First-years pilot online alcohol use survey

Aug 27th, 2009 | By | Category: August 27, 2009, Campus News, Issue

Interactive program designed to curtail high-risk drinking

In a unique pilot program, incoming first-year students at UNL have completed an online alcohol education program designed to assess students’ attitudes about and use of alcohol, while giving them information about their peers’ norms.

The interactive online survey gathers from and gives information to students about drinking as part of an ongoing campus-community effort to reduce high-risk drinking among UNL students. Students are expected to complete the program prior to coming to campus for the fall semester. Follow-up surveys are planned at two additional points during the academic year to help assess the program’s effectiveness.

“Web-based personalized feedback research has shown that the information students receive is a powerful deterrent to adopting binge or high-risk-drinking behaviors once they arrive on campus,” said Linda Major, assistant vice chancellor for Student Affairs. “The program also reinforces those students for maintaining low-risk choices including the choice to abstain from alcohol.”

While many campuses are adopting a similar strategy, Major said UNL is unique in that the Web-based curriculum is tailored specifically for incoming freshmen by providing accurate social norms data reflecting the attitudes and behaviors of their peers.

Through the multi-question interactive Web-based educational program, students learn that their perceptions about drinking in college – particularly their perceived exaggerated frequency of students’ drinking and the quantity of drinks that college students actually consume – are not reality.

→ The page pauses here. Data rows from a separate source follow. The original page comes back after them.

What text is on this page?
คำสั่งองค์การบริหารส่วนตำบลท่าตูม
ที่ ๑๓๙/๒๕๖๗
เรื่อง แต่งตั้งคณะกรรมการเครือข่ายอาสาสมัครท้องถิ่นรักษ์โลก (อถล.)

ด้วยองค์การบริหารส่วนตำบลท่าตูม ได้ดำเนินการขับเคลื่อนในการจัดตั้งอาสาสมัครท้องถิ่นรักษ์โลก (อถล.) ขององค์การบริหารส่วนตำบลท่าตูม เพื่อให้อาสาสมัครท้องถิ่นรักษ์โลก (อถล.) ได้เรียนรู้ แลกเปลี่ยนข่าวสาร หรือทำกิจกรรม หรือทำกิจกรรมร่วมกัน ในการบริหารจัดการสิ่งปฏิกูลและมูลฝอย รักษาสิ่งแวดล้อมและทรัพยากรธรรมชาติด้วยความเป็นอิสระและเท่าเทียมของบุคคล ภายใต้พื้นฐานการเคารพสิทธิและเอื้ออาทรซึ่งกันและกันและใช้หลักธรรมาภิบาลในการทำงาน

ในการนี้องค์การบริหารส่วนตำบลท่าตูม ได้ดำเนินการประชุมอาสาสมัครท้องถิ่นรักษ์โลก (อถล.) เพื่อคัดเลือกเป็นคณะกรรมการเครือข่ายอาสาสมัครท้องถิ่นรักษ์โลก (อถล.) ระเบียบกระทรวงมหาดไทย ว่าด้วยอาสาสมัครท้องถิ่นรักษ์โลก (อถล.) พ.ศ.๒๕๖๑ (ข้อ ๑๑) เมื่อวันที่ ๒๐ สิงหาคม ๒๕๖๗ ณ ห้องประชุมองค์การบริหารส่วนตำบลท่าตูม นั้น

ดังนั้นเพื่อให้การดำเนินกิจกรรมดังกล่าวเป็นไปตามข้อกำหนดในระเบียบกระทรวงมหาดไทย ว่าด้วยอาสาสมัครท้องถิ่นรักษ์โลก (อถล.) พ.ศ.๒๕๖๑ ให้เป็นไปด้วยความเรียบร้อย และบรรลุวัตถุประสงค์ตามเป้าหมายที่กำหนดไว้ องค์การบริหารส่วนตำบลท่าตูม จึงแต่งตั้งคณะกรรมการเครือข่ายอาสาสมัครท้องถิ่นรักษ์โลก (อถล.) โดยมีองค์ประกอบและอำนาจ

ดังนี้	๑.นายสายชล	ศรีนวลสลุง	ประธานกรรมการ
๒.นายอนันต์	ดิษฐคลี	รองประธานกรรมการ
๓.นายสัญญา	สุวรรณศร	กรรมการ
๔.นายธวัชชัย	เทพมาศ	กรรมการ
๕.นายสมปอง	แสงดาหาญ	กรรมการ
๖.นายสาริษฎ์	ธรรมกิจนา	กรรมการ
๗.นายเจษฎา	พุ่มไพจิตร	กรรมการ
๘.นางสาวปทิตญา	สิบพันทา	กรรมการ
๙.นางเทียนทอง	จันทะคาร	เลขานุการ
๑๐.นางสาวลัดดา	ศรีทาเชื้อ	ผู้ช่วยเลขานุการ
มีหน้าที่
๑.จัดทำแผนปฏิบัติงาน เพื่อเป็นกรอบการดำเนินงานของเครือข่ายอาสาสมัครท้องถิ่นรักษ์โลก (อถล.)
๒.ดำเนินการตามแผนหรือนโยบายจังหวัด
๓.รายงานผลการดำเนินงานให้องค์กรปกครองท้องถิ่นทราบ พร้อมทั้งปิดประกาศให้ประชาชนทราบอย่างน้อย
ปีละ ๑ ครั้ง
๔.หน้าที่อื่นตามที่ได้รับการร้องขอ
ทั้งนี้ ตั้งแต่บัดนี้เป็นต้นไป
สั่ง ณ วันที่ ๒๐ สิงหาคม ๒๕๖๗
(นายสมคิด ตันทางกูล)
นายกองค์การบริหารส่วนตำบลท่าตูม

The program educates students about alcohol, its effects and campus/community laws, policies and consequences to provide accurate information for students to make better decisions, and gives them tips on how to assist or react to drinking behaviors among their peers.

The goals of the program are to maintain a safe campus environment by increasing awareness of alcohol-related policies and laws and to decrease students’ high-risk behaviors.

“We know from our research that students coming to college have misperceptions, like thinking that everyone drinks, that they have to drink to ‘fit in,’ that nobody cares if they drink, that drinking and driving is no big deal,” Major said. “They greatly overestimate the amount of students who drink and the amount that they’re drinking.”

In 2009, Major said 37.9 percent of first-year UNL men reported abstaining from alcohol and 43.9 percent of first-year UNL women abstained from drinking. The percentage of men who reported drinking just a small amount was 25.3 percent, and 34.1 percent for women. The data indicates, Major said, that 65.7 percent of first-year UNL students last year either did not drink or drank alcohol but did not binge. Other students need to know this, she said.

This type of education, when combined with other environmental strategies, is making a difference, Major said. Since 1997, the percentage of first-year UNL students abstaining from alcohol has increased from 15.5 percent to 40.4 percent. Surveys conducted by the UNL Bureau of Sociological Research and the Harvard School of Public Health show a continued decrease in student drinking rates and problems at UNL.

Major said the university project commonly referred to as NU Directions, a combined community-campus coalition, is making a difference, with programs like bar-owner and alcohol server training, the “We Agree” campaign which promotes awareness of the liabilities of neighborhood “house parties,” and on-campus promotional campaigns that raise awareness about alternatives to high-risk drinking and dispelling perceptions that “everyone is doing it.”

Major said raising awareness among parents is also a strategy for the alcohol education program. “Parents in Partnership with UNL = Prevention” is letting parents know that what they say to students before they leave for college has a big impact on their social behavior and their academic success. Parents are also encouraged to promote the online alcohol education program to their children.